CALAIS – MAY 31, 2019
There are reported to be around 500 people in Calais at the moment though it’s difficult to know exact numbers. The police
presence continues to be high and the daily preoccupation of avoiding police violence and destruction of property carries on. Many already exhausted people are fasting in these conditions, while Ramadan ends in a few days time.
This week we spent one day in Calais in the day centre, having travelled the previous week to Le Channel, a dynamic arts centre on the edge of Calais, to take part in a multi-disciplinary conference on the theme of violence, refuge and art. Reflecting there with others on the value of our ‘Community Table’ in the day centre, this week we decided to bring two manual typewriters with us to allow for a different sort of communication.

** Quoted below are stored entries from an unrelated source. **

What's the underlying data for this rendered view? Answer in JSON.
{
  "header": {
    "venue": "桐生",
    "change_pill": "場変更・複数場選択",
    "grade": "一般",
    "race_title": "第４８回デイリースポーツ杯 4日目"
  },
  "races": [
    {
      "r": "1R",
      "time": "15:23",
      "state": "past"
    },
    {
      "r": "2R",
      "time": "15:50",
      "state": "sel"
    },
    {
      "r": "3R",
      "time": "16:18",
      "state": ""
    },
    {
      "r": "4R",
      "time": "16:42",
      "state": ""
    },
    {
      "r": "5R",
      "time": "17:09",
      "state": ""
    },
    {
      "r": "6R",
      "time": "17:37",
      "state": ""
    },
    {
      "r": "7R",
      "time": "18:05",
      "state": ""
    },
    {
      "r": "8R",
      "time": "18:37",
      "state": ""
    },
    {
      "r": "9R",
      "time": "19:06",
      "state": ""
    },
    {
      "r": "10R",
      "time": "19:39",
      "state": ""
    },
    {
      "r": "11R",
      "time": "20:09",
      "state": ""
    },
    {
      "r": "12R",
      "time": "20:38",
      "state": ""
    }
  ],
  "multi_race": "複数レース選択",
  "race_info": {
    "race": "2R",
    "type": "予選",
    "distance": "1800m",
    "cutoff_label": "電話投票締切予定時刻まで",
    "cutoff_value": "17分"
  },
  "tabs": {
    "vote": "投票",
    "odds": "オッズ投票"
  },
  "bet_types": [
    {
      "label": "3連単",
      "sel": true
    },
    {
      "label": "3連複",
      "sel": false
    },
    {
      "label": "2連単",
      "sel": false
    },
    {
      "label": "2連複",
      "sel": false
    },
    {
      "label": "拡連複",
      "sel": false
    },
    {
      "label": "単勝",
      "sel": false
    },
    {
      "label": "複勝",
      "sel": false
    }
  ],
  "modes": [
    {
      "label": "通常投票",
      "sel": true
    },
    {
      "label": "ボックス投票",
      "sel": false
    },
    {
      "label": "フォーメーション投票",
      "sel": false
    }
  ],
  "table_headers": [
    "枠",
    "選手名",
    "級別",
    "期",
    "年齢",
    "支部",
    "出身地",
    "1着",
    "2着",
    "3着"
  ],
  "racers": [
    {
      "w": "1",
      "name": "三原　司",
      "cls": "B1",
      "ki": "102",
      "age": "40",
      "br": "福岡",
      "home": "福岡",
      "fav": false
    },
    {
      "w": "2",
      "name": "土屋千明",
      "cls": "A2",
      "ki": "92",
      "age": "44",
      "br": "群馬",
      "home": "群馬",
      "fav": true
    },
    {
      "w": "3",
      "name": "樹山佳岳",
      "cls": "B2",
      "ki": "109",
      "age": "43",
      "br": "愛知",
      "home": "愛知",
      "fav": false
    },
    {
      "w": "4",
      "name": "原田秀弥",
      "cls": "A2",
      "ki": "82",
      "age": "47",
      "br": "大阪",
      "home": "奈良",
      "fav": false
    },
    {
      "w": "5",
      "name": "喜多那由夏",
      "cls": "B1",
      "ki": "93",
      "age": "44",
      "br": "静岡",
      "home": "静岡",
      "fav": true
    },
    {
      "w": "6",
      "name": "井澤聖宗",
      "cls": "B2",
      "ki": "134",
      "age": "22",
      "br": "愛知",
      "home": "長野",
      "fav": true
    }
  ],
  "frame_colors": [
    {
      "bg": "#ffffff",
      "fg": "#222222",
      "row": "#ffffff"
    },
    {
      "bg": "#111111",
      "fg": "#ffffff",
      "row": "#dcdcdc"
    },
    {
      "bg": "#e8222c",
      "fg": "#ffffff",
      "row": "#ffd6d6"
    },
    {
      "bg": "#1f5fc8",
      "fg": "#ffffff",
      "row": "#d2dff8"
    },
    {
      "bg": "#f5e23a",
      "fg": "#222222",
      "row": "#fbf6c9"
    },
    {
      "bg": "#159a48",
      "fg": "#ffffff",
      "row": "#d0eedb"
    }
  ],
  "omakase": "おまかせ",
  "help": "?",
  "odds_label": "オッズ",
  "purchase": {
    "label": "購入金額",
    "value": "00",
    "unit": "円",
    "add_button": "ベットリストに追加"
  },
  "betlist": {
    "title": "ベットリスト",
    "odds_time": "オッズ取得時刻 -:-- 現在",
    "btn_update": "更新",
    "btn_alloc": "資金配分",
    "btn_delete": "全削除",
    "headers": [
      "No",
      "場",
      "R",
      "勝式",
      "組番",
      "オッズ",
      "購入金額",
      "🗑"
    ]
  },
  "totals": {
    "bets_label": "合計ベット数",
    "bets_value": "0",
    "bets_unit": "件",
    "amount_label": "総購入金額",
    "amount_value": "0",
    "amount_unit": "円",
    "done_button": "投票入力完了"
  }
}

We were also responding to the writing of a moving poem posted on line by our well respected friend and refugee volunteer who was marking the tragic death last week of a young Eritrean on the main Calais road. We wondered whether the typewriter might invite other verse.
There were a number of visitors to the day centre in addition to a gentle stream of young men, and a few women. These included a group of nuns from regions across France, a medical team offering first aid, and several volunteers from the other organisations. Slowly the Community Table found its rhythm and we were joined in particular by Sudanese young men who seemed fascinated by the typewriter machines.

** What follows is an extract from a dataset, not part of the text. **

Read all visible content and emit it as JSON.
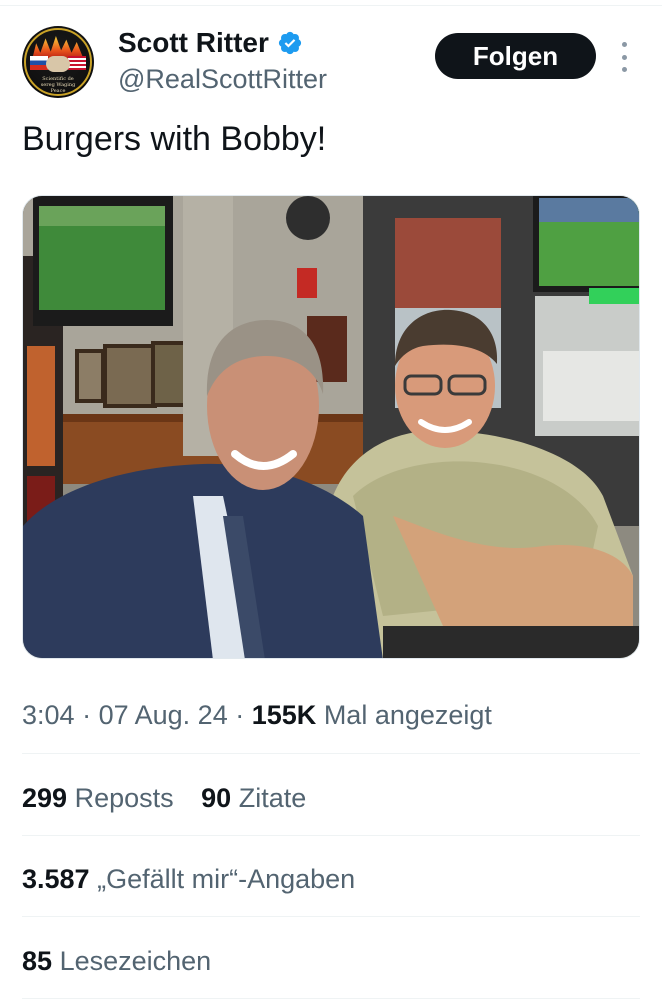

One young man said he comes from a very small rural village and had never seen such a machine before. Working with one of the nuns and ourselves he managed to type some key autobiographical notes, typing over and over the name of his region, and at the same time trying to explain his local language. Later he typed out a fictional tale in which he managed to kill two frightening animals that had confronted him in the woods.
The presence and use of the typewriters seemed to helpfully allow communication to be slowed down across languages. It encouraged playful imaginative interaction with serious intent that felt like work, and allowed some intense conversations to take place. Their 1970s style held a presence at the table and fitted with the other pre-used materials that we bring.
Memories were connected with but the pace of finding the correct keys seemed to help slow things down and allow for some distance. The carbon paper, the idiosyncrasies of each machine, the mechanical keys and in particular the sound of the tapping seemed to resonate, a cultural nostalgia gently stirred.
A few men and a woman built with the bricks in amongst the typing, the sound of the keys offering a reassuring presence. A brick beacon which doubled up as a brick oven was left on the table in amongst the pieces of text and alongside the foundations of a new building.